Sunday, May 4, 2008

A temporary "Surge"

with temporary benefits:

Violence is increasing in Iraq, raising questions about whether the security improvements credited to the increase in U.S. troops may be short-lived.

Car bombs in Baghdad on Monday killed at least 11 people and injured a prominent leader of one of the country's most influential American-allied tribal militias.

The Ministry of Electricity announced that power to much of the nation, already anemic, is likely to lag in coming days because insurgents had blown up transmission facilities and natural gas pipelines that fuel generators.
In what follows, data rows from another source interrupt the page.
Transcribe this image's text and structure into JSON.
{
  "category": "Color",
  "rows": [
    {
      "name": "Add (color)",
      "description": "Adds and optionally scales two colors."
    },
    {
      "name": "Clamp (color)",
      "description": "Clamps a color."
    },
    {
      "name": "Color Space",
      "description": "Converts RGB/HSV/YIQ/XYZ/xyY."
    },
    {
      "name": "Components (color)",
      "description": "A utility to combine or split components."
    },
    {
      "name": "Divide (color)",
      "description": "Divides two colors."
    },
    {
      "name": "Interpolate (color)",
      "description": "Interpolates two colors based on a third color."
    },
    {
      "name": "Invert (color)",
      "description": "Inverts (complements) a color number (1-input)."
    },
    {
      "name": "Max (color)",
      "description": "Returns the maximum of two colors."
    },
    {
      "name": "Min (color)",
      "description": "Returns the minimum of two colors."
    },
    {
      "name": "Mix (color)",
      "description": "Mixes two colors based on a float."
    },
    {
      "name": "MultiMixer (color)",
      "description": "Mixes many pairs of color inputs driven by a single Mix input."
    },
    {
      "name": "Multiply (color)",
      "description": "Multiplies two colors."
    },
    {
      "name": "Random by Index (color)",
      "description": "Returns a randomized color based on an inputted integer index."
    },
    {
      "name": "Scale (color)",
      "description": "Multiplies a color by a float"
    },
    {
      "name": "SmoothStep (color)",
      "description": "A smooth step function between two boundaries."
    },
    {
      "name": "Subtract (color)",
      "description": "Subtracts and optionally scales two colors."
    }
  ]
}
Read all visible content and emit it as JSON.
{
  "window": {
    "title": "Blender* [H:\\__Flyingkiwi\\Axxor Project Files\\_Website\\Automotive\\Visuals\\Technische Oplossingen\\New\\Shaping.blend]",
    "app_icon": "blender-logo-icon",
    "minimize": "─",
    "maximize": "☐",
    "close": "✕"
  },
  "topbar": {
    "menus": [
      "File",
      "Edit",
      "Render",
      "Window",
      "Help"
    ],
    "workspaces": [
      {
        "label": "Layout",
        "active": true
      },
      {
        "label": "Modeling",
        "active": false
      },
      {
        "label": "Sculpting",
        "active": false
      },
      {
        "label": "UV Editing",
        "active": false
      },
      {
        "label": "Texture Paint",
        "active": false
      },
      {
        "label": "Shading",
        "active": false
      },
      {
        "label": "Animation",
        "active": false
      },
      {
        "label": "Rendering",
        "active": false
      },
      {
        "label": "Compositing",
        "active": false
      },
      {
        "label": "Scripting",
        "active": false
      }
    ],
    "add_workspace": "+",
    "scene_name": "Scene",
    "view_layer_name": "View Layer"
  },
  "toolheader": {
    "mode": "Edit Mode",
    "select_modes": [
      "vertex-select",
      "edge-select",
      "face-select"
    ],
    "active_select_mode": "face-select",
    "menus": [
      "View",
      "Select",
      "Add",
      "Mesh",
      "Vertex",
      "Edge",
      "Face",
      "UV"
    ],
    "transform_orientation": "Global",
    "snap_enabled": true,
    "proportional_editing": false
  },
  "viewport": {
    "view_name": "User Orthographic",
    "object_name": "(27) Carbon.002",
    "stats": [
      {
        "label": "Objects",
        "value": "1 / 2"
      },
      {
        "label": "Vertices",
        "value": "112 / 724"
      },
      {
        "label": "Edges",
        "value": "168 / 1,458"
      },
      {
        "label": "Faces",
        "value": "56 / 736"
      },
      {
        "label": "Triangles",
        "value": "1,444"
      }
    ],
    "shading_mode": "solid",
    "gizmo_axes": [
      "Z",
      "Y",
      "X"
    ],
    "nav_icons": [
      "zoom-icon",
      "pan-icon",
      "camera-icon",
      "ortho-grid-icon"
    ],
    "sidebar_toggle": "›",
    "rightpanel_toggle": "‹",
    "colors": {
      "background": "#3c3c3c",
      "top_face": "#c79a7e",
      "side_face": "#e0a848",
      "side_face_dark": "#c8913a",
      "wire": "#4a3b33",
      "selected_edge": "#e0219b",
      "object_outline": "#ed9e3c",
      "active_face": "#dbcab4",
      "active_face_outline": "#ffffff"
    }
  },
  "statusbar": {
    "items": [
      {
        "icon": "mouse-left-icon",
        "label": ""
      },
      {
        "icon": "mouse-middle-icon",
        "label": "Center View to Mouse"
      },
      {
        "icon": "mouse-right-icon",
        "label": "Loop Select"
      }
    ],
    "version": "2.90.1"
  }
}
CBS News confirmed that two of its journalists are missing in Basra, in Iraq's south.

A leading parliament member warned that budget disputes have paralyzed the legislature.

Secretary of Defense Robert Gates, finishing a two-day visit to Baghdad, said that he was likely to advocate a pause in troop withdrawals to evaluate the situation after the last of the additional troops sent here under President Bush's so-called surge strategy had left later this year.


The paralyzed legislature is the clearest sign of the failure of the surge, whose stated goal was to bring about a window of security for the government to actually start doing something and assert its authority.

That plan was thrown out the window as soon as the US decided instead to take advantage of the "awakening" in Anbar and allow local leaders free reign to pacify their own territories. Those alliances of convenience, so heavily touted as successes by the pro-war crowd, are now starting to break down.

Later, Sheik Ali Hathem al Suleiman al Duleimy, who was injured in the attack, went on Iraqi TV and declared war against his enemies. He said that his militia, many of whose members are paid by the United States, no longer would allow the U.S. or Iraqi government to interfere with its work.

His comments came as similar U.S.-allied groups in nearby Diyala province continued to refuse to work with American or Iraqi government forces until the provincial police chief is removed. On Monday, hundreds protested in Diyala to demand the chief's removal.


No matter. I'm sure this is all just the desperate actions of dead-enders in an insurgency in its last throes, same as all of the other attacks have been for the last five years. Odd how they can maintain that desperation for so long.

The "surge" succeeded in its only real objective; it guaranteed that the Iraq War will be dumped on the next president's lap.